Polska bogatsza od Białorusi? "Grzech przeciwko prawdzie"

W czasie dyskusji porównano sytuację gospodarczą Polski i Białorusi zestawiając ze sobą wskaźniki dotyczące bezrobocia, zadłużenia i emigracji. - Statystyka nie jest korzystna dla Polski we wszystkich wskaźnikach - zauważyli prowadzący. Przedstawiono również reportaż z Polski, pokazujący problemy małego miasta - Hajnówki. Jej mieszkańcy mówili o bezrobociu, niskich emeryturach, problemach miejscowego biznesu. Burmistrz miasta Jerzy Sirak podkreślił potrzebę współpracy transgranicznej z Białorusią. "Mówić, że w Polsce jest większy dobrobyt niż u sąsiadów, to grzeszyć przeciwko prawdzie" - ocenił lektor w reportażu.

"Polskich żołnierzy zabijają przyjaciele Sikorskiego"

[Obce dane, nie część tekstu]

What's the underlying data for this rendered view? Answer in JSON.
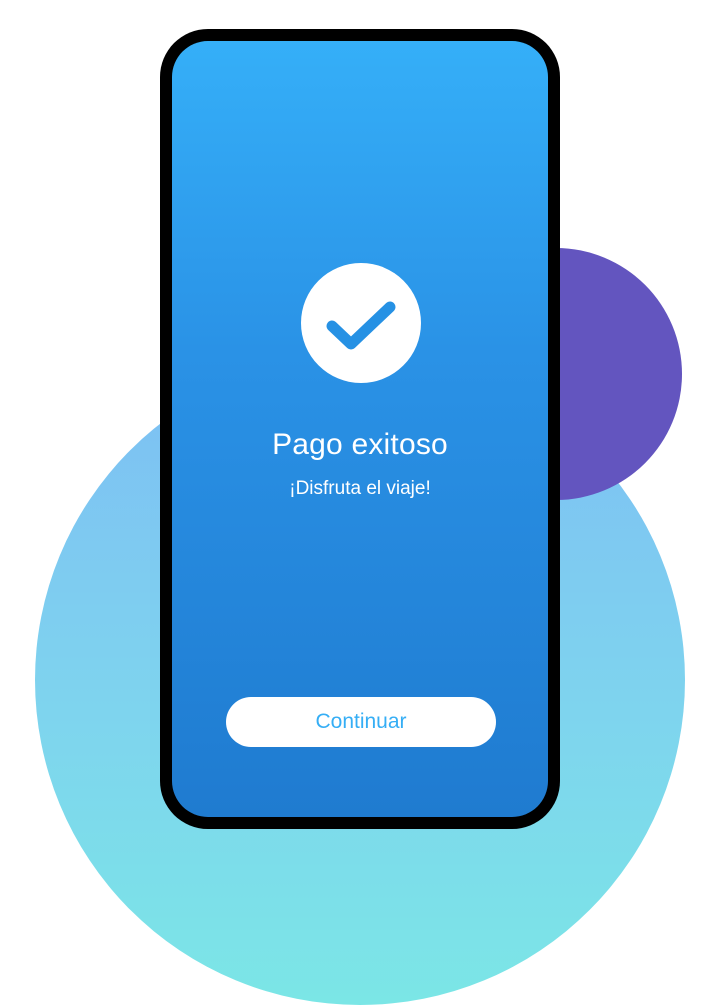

Autorzy programu zaatakowali szefa MSZ Polski Radosława Sikorskiego, przypominając m.in. jego pobyt w Afganistanie. - Dziś pan Sikorski zapomina o tym, że kieruje polskich chłopców, żołnierzy, do Afganistanu i że zabijają ich właśnie ci jego byli przyjaciele, współtowarzysze - mówił jeden z prowadzących. Drugi oświadczył, że Sikorski "w ten sposób buduje sobie karierę". - Szkoda, że ludzie o właśnie takiej mentalności mają możliwość wypowiadania się i chęć dawania nam lekcji - dodał. Następnie zademonstrowano wyniki sondy ulicznej, w czasie której Białorusini w większości wypowiadali się pozytywnie o Polakach. Na zakończenie eksperci i prowadzący przekonywali, że stosunki obu krajów ułożą się lepiej, jeśli nie będą w tym przeszkadzać politycy.

Po programie TV pokazała rosyjski dokument "Nieprzepisana historia. Polskie załamanie". Według jego autorów próby przedwojennej Polski prowadzenia imperialnej polityki i represje wobec mniejszości narodowych były przyczyną klęski II RP w czasie II wojny światowej.